From the answers presented in table 4, it could be seen that, secondary (high) school had the highest percentage which represents (78.1%) of all respondents. A further (14%) had a two-year diploma after high school. Some (6%) were university or higher institutes, a low percentage (1.9%) of respondents were without qualifications. The study also showed that there were nobody of the respondents had post graduate. Resort's employees who received university or higher institute education were less prominent than other education levels, p< 0.001. On the other hand, the study indicates that there is highly significant between the employees who had two-year diploma after high school and “university or higher institute”; “others, without qualifications”, p< 0.001.

Conclusions and Future Research Implications

Research on food services represents a large body of scientific knowledge supporting food safety (preservation principles and HACCP-related practices), food quality, equipment (design, layout and process control), facility design, operational management (benchmarking, food service system evaluation and modeling) and product-focused marketing. Technical literacy develops intellectual capabilities of graduates to operational efficiency from physical resources by applying a variety of hospitality quality service.

The concepts underpinning the studies reviewed in this paper are indicative of the scope and depth of the technical knowledge needed for understanding and benefiting from applied research available in the field. The practical classes on restaurant operations, which are praised as being industry-oriented and criticized as being craft-based (Cooper et al., 2019), can be conceptually strengthened with the well established fundamentals of science. The associations with the fundamentals of food production, food safety and quality management, product development, food commodities and purchasing, kitchen planning and equipment design should be made to improving the food service in hospitality industry. The advances in computer modeling and simulations can reduce the amount of physical resources needed, the laboratories from other departments can be utilized – food science, sensory, microbiology and engineering. Furthermore, food service equipment suppliers are often willing to provide their showrooms for educational purposes. Hospitality trade shows regularly held in major cities can be used as a “laboratory” to explore the latest trends in food service equipment and systems design. Fundamentally, operations include technologies and practices (Hudson, 2019); learning practices without an understanding of technologies limits graduates’ abilities to transfer objective principles of underlying systems across different hospitality sectors and to innovate. Furthermore, scientific fundamentals support other critical areas of tourism and hospitality: facility management and design (engineering systems), housekeeping (equipment, chemistry of cleaning and infection control), spas and health tourism (human physiology), waste management (bio-degradation) and the wider role of technologies as contributors, creators, protectors and enhancers of tourism experience (Stipanuk, 2019).

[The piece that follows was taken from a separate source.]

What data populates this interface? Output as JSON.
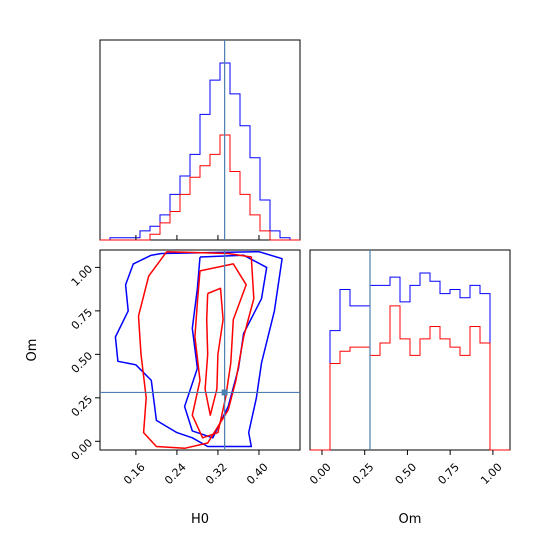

In terms of future implications, it is suggested that more research work should come into sight to better assess the results of the current study and knowledge of necessary educational needs to improve the food service in Egypt. Additionally, future research work could be undertaken to identify the reasons for failing to develop the food service industry.

Recommendations

The study recommends that must be select the proper equipment and correct layout, also co-ordination between industry and enforcement authorities. Also the study recommends that avoiding the following: 1) Limited expertise in food safety and preservation. 2) Difficulties in temperature measurement and equipment calibration. 3) Unevenness of temperature distribution.4) possible breakdowns in operations. 4) Staff resistance to work in low temperature environment. 5) The study recommends that applying training and educational courses for employees to learn how to develop a food service via Technologies.